Se aferró a la señorita Oliver, que sabía qué decir y qué no decir. Eran tan pocos los que sabían eso. Las visitas amables, bien intencionadas, querían reconfortarla pero a veces le hacían pasar momentos terribles.
—El tiempo lo cura todo —dijo la señora Reese con un tono estoico. Tenía tres hijos pero ninguno de ellos había ido al frente.
—Es una bendición que haya sido Walter y no Jem —declaró la señorita Sarah Clow—. Walter era miembro de la Iglesia y Jem, no. Le dije muchas veces al señor Meredith, muchas veces, que debió de haber hablado seriamente con Jem al respecto antes de que se marchara.
—Pobre, pobre Walter —suspiró la señora Reese.

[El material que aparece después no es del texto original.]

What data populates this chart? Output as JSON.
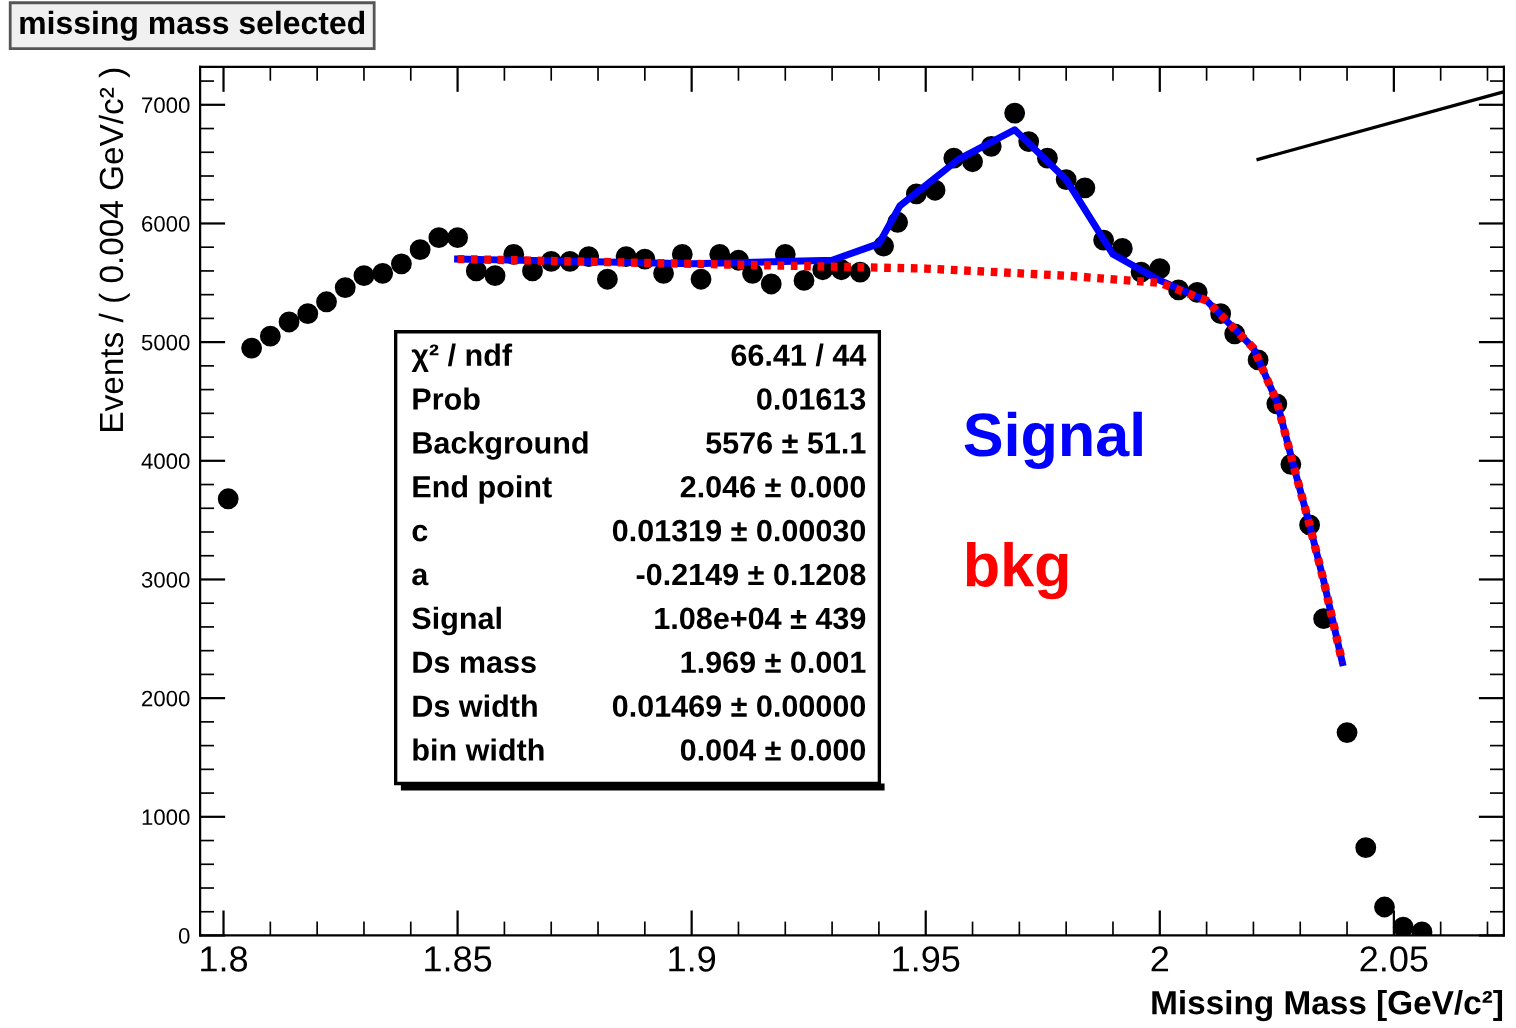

—No venga aquí a llamarlo pobre Walter —dijo Susan, indignada, asomándose por la puerta de la cocina, y Rilla se sintió aliviada. Estaba empezando a sentir que ya no podía soportar esa conversación ni un minuto más—. No era pobre. Era más rico que cualquiera de ustedes. Son ustedes, los que se quedan en casa y no dejan partir a los hijos, los que son pobres, pobres, desnudos, mezquinos y pequeños, pobres como ratas, al igual que sus hijos con sus prósperas granjas, su ganado gordo y sus almas del tamaño de una pulga.
—Vine aquí a consolar a los afligidos, no a ser insultada —declaró la señora Reese y se marchó. Nadie lo sintió mucho. La llama de indignación de Susan se apagó y ella se retiró a la cocina, apoyó su cabeza anciana y fiel sobre la mesa y lloró amargamente un buen rato. Luego se puso a trabajar y planchó los mamelucos de Jims. Rilla la regañó con suavidad cuando fue a la cocina para hacer el mismo trabajo.
—No voy a permitir que te mates trabajando para un bebé de guerra —dijo Susan con gesto obstinado.
—Ay, ojalá pudiera trabajar todo el tiempo, Susan —exclamó la pobre Rilla—. Ojalá no tuviera que irme a dormir. Es horrible irse a dormir y olvidar por un tiempo, luego despertar y ahogarme por la mañana, recibir la noticia de nuevo. ¿Hay gente que termina por acostumbrarse a estas cosas, Susan? No puedo dejar de pensar en lo que dijo la señora Reese. ¿Habrá sufrido mucho Walter? Siempre fue tan sensible al dolor. Ay, Susan, si supiera que no sufrió, creo que podría sentirme un poco mejor, tener un poco más de valor y de fuerza.
Y ese regalo le fue dado con una carta del oficial superior de Walter, informándoles que había muerto instantáneamente de un balazo durante una carga en Courcelette. El mismo día llegó una carta para Rilla, escrita de puño y letra de Walter.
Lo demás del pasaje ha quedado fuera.